The BHA released a statement following the announcement, which read: "The entire racing community is in mourning. We ask for the privacy of Lorna's family to be respected at this time and we await the opportunity to celebrate her young life when restrictions allow."
It included the thoughts of the regulator's chief executive Julie Harrington, who added: "Lorna was a much-loved member of our sport, in which she and her family are steeped. She demonstrated many of the qualities that make British racing so special.
"She was a proud competitor who was driven by an abundance of love not only for the sport but for the horses she competed with. My thoughts, along with everybody else who loves racing, are with Lorna's family, friends and colleagues at this dreadful time."
A period of silence was observed at every meeting in Britain on Monday and jockeys wore black armbands.
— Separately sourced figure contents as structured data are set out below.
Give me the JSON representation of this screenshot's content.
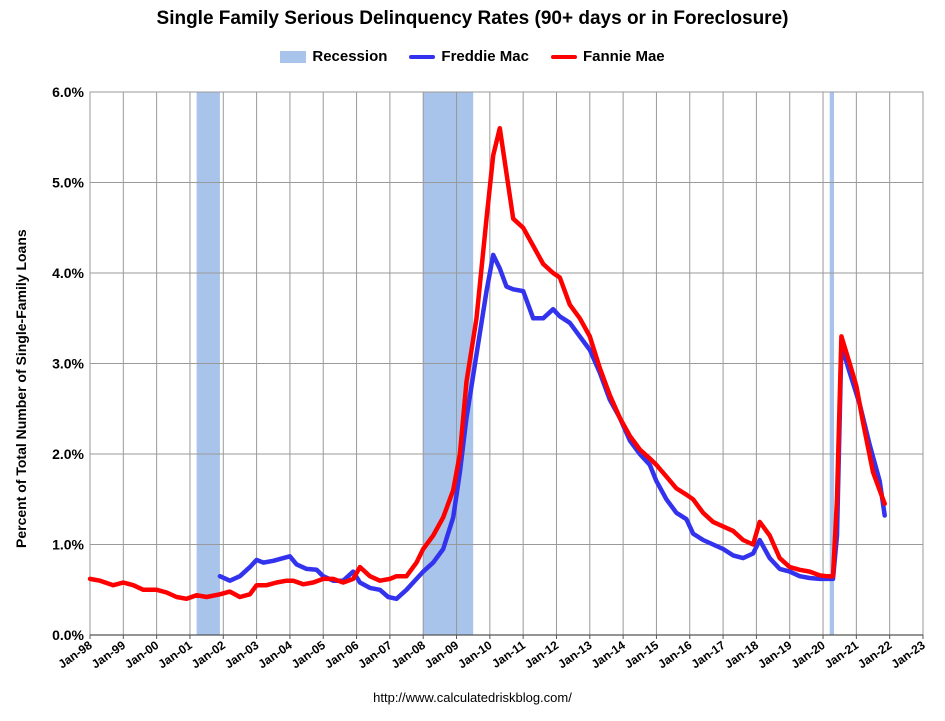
{
  "chart_data": {
    "type": "line",
    "title": "Single Family Serious Delinquency Rates (90+ days or in Foreclosure)",
    "xlabel": "",
    "ylabel": "Percent of Total Number of Single-Family Loans",
    "x_ticks": [
      "Jan-98",
      "Jan-99",
      "Jan-00",
      "Jan-01",
      "Jan-02",
      "Jan-03",
      "Jan-04",
      "Jan-05",
      "Jan-06",
      "Jan-07",
      "Jan-08",
      "Jan-09",
      "Jan-10",
      "Jan-11",
      "Jan-12",
      "Jan-13",
      "Jan-14",
      "Jan-15",
      "Jan-16",
      "Jan-17",
      "Jan-18",
      "Jan-19",
      "Jan-20",
      "Jan-21",
      "Jan-22",
      "Jan-23"
    ],
    "y_ticks": [
      "0.0%",
      "1.0%",
      "2.0%",
      "3.0%",
      "4.0%",
      "5.0%",
      "6.0%"
    ],
    "xlim": [
      1998.0,
      2023.0
    ],
    "ylim": [
      0,
      6
    ],
    "grid": true,
    "legend_position": "top",
    "recessions": [
      [
        2001.2,
        2001.9
      ],
      [
        2008.0,
        2009.5
      ],
      [
        2020.2,
        2020.33
      ]
    ],
    "series": [
      {
        "name": "Freddie Mac",
        "color": "#3333ee",
        "x": [
          2001.9,
          2002.2,
          2002.5,
          2002.8,
          2003.0,
          2003.2,
          2003.5,
          2003.8,
          2004.0,
          2004.2,
          2004.5,
          2004.8,
          2005.0,
          2005.3,
          2005.6,
          2005.9,
          2006.1,
          2006.4,
          2006.7,
          2006.95,
          2007.2,
          2007.5,
          2007.8,
          2008.0,
          2008.3,
          2008.6,
          2008.9,
          2009.1,
          2009.3,
          2009.6,
          2009.9,
          2010.1,
          2010.3,
          2010.5,
          2010.7,
          2011.0,
          2011.3,
          2011.6,
          2011.9,
          2012.1,
          2012.4,
          2012.7,
          2013.0,
          2013.3,
          2013.6,
          2013.9,
          2014.2,
          2014.5,
          2014.8,
          2015.0,
          2015.3,
          2015.6,
          2015.9,
          2016.1,
          2016.4,
          2016.7,
          2017.0,
          2017.3,
          2017.6,
          2017.9,
          2018.1,
          2018.4,
          2018.7,
          2019.0,
          2019.3,
          2019.6,
          2019.9,
          2020.1,
          2020.3,
          2020.42,
          2020.55,
          2020.8,
          2021.1,
          2021.4,
          2021.7,
          2021.85
        ],
        "values": [
          0.65,
          0.6,
          0.65,
          0.75,
          0.83,
          0.8,
          0.82,
          0.85,
          0.87,
          0.78,
          0.73,
          0.72,
          0.65,
          0.6,
          0.6,
          0.7,
          0.58,
          0.52,
          0.5,
          0.42,
          0.4,
          0.5,
          0.62,
          0.7,
          0.8,
          0.95,
          1.3,
          1.8,
          2.4,
          3.1,
          3.8,
          4.2,
          4.05,
          3.85,
          3.82,
          3.8,
          3.5,
          3.5,
          3.6,
          3.52,
          3.45,
          3.3,
          3.15,
          2.9,
          2.6,
          2.4,
          2.15,
          2.0,
          1.88,
          1.7,
          1.5,
          1.35,
          1.28,
          1.12,
          1.05,
          1.0,
          0.95,
          0.88,
          0.85,
          0.9,
          1.05,
          0.85,
          0.73,
          0.7,
          0.65,
          0.63,
          0.62,
          0.62,
          0.62,
          1.1,
          3.2,
          2.9,
          2.55,
          2.1,
          1.7,
          1.32
        ]
      },
      {
        "name": "Fannie Mae",
        "color": "#ff0000",
        "x": [
          1998.0,
          1998.3,
          1998.7,
          1999.0,
          1999.3,
          1999.6,
          2000.0,
          2000.3,
          2000.6,
          2000.9,
          2001.2,
          2001.5,
          2001.9,
          2002.2,
          2002.5,
          2002.8,
          2003.0,
          2003.3,
          2003.6,
          2003.9,
          2004.1,
          2004.4,
          2004.7,
          2005.0,
          2005.3,
          2005.6,
          2005.9,
          2006.1,
          2006.4,
          2006.7,
          2007.0,
          2007.2,
          2007.5,
          2007.8,
          2008.0,
          2008.3,
          2008.6,
          2008.9,
          2009.1,
          2009.3,
          2009.6,
          2009.9,
          2010.1,
          2010.3,
          2010.5,
          2010.7,
          2011.0,
          2011.3,
          2011.6,
          2011.9,
          2012.1,
          2012.4,
          2012.7,
          2013.0,
          2013.3,
          2013.6,
          2013.9,
          2014.2,
          2014.5,
          2014.8,
          2015.0,
          2015.3,
          2015.6,
          2015.9,
          2016.1,
          2016.4,
          2016.7,
          2017.0,
          2017.3,
          2017.6,
          2017.9,
          2018.1,
          2018.4,
          2018.7,
          2019.0,
          2019.3,
          2019.6,
          2019.9,
          2020.1,
          2020.3,
          2020.42,
          2020.55,
          2020.8,
          2021.0,
          2021.2,
          2021.5,
          2021.85
        ],
        "values": [
          0.62,
          0.6,
          0.55,
          0.58,
          0.55,
          0.5,
          0.5,
          0.47,
          0.42,
          0.4,
          0.44,
          0.42,
          0.45,
          0.48,
          0.42,
          0.45,
          0.55,
          0.55,
          0.58,
          0.6,
          0.6,
          0.56,
          0.58,
          0.62,
          0.62,
          0.58,
          0.62,
          0.75,
          0.65,
          0.6,
          0.62,
          0.65,
          0.65,
          0.8,
          0.95,
          1.1,
          1.3,
          1.6,
          2.0,
          2.8,
          3.5,
          4.6,
          5.3,
          5.6,
          5.1,
          4.6,
          4.5,
          4.3,
          4.1,
          4.0,
          3.95,
          3.65,
          3.5,
          3.3,
          2.95,
          2.65,
          2.4,
          2.2,
          2.05,
          1.95,
          1.88,
          1.75,
          1.62,
          1.55,
          1.5,
          1.35,
          1.25,
          1.2,
          1.15,
          1.05,
          1.0,
          1.25,
          1.1,
          0.85,
          0.75,
          0.72,
          0.7,
          0.66,
          0.65,
          0.65,
          1.5,
          3.3,
          3.0,
          2.75,
          2.35,
          1.8,
          1.45
        ]
      }
    ]
  },
  "legend": {
    "recession": "Recession",
    "freddie": "Freddie Mac",
    "fannie": "Fannie Mae",
    "recession_color": "#a9c4eb",
    "freddie_color": "#3333ee",
    "fannie_color": "#ff0000"
  },
  "footer": "http://www.calculatedriskblog.com/"
}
In a statement, the Professional Jockeys Association (PJA) also paid tribute to Brooke.
"This is a devastating reminder of the dangers our brave men and women face and our thoughts and prayers are with Lorna’s family, friends and colleagues," said PJA chief executive Paul Struthers.
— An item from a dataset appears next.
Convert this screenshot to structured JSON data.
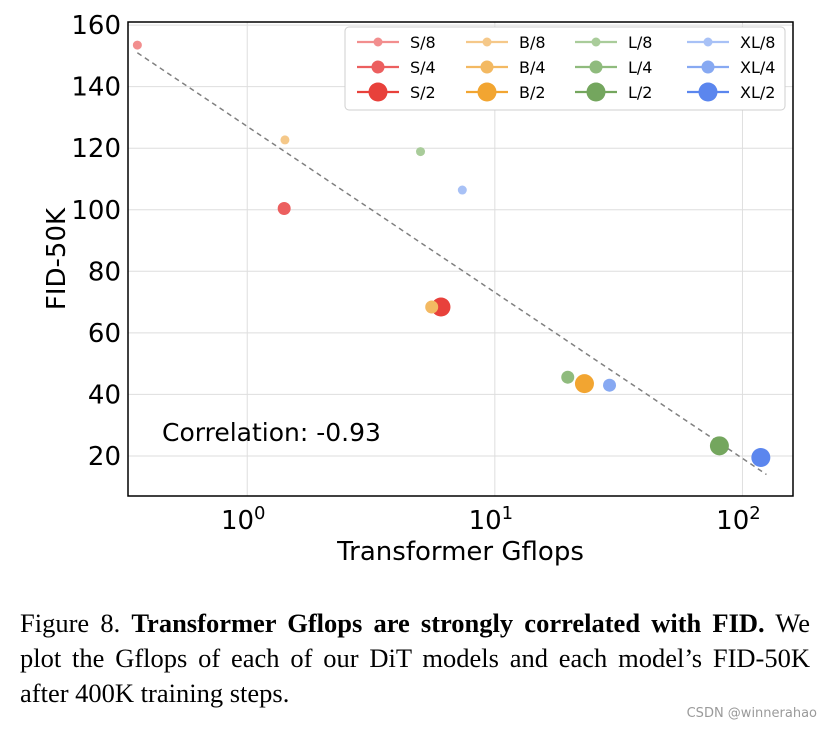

"Lorna was an incredibly hard-working, popular member of the weighing room and while her licence was as an amateur, she was a professional in every other sense. We have lost one of our own and she'll be sorely missed."
Brooke, who rode her final winner under rules in October 2019, was a regular in point-to-points and was praised by the Amateur Jockeys Association of Great Britain and its chief executive Sarah Oliver.
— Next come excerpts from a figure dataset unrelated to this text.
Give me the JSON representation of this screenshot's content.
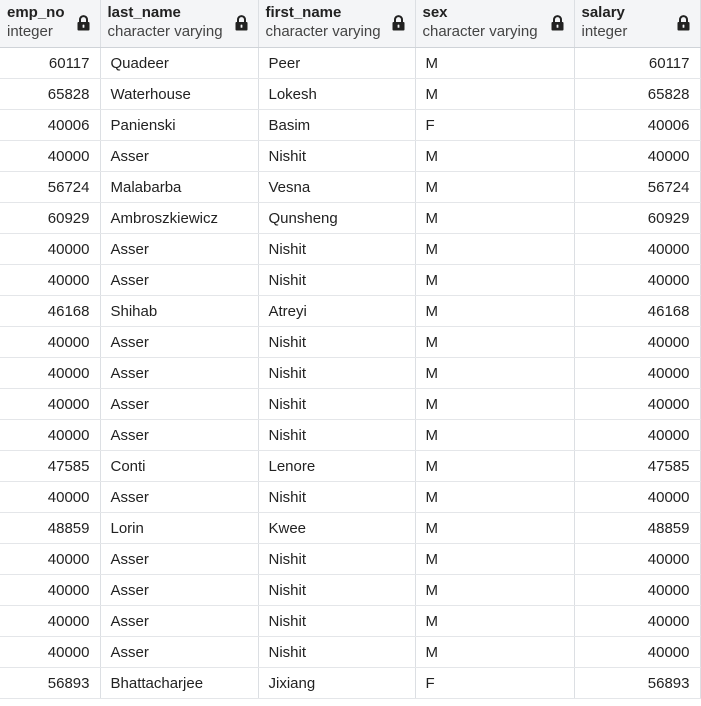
{
  "columns": [
    {
      "name": "emp_no",
      "type": "integer",
      "locked": true
    },
    {
      "name": "last_name",
      "type": "character varying",
      "locked": true
    },
    {
      "name": "first_name",
      "type": "character varying",
      "locked": true
    },
    {
      "name": "sex",
      "type": "character varying",
      "locked": true
    },
    {
      "name": "salary",
      "type": "integer",
      "locked": true
    }
  ],
  "rows": [
    [
      "60117",
      "Quadeer",
      "Peer",
      "M",
      "60117"
    ],
    [
      "65828",
      "Waterhouse",
      "Lokesh",
      "M",
      "65828"
    ],
    [
      "40006",
      "Panienski",
      "Basim",
      "F",
      "40006"
    ],
    [
      "40000",
      "Asser",
      "Nishit",
      "M",
      "40000"
    ],
    [
      "56724",
      "Malabarba",
      "Vesna",
      "M",
      "56724"
    ],
    [
      "60929",
      "Ambroszkiewicz",
      "Qunsheng",
      "M",
      "60929"
    ],
    [
      "40000",
      "Asser",
      "Nishit",
      "M",
      "40000"
    ],
    [
      "40000",
      "Asser",
      "Nishit",
      "M",
      "40000"
    ],
    [
      "46168",
      "Shihab",
      "Atreyi",
      "M",
      "46168"
    ],
    [
      "40000",
      "Asser",
      "Nishit",
      "M",
      "40000"
    ],
    [
      "40000",
      "Asser",
      "Nishit",
      "M",
      "40000"
    ],
    [
      "40000",
      "Asser",
      "Nishit",
      "M",
      "40000"
    ],
    [
      "40000",
      "Asser",
      "Nishit",
      "M",
      "40000"
    ],
    [
      "47585",
      "Conti",
      "Lenore",
      "M",
      "47585"
    ],
    [
      "40000",
      "Asser",
      "Nishit",
      "M",
      "40000"
    ],
    [
      "48859",
      "Lorin",
      "Kwee",
      "M",
      "48859"
    ],
    [
      "40000",
      "Asser",
      "Nishit",
      "M",
      "40000"
    ],
    [
      "40000",
      "Asser",
      "Nishit",
      "M",
      "40000"
    ],
    [
      "40000",
      "Asser",
      "Nishit",
      "M",
      "40000"
    ],
    [
      "40000",
      "Asser",
      "Nishit",
      "M",
      "40000"
    ],
    [
      "56893",
      "Bhattacharjee",
      "Jixiang",
      "F",
      "56893"
    ]
  ]
}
"Lorna was blessed with a vivacious, bubbly personality and her smile lit up the racecourse wherever she went," said Oliver. "Many of us are familiar with Lorna's presence over many years not only on the racecourse but also point-to-pointing, which was her passion.
"Her unfailing smile allowed Lorna to make friends and her thirst for racing was unquenchable – she embodied everything there is to love about jump racing. Her loss is keenly felt in the weighing room and beyond. One thing is for certain – Lorna will never be forgotten."
Brooke was the first rider to sustain fatal injuries while race-riding under rules in Britain or Ireland since Tom Halliday in July 2005.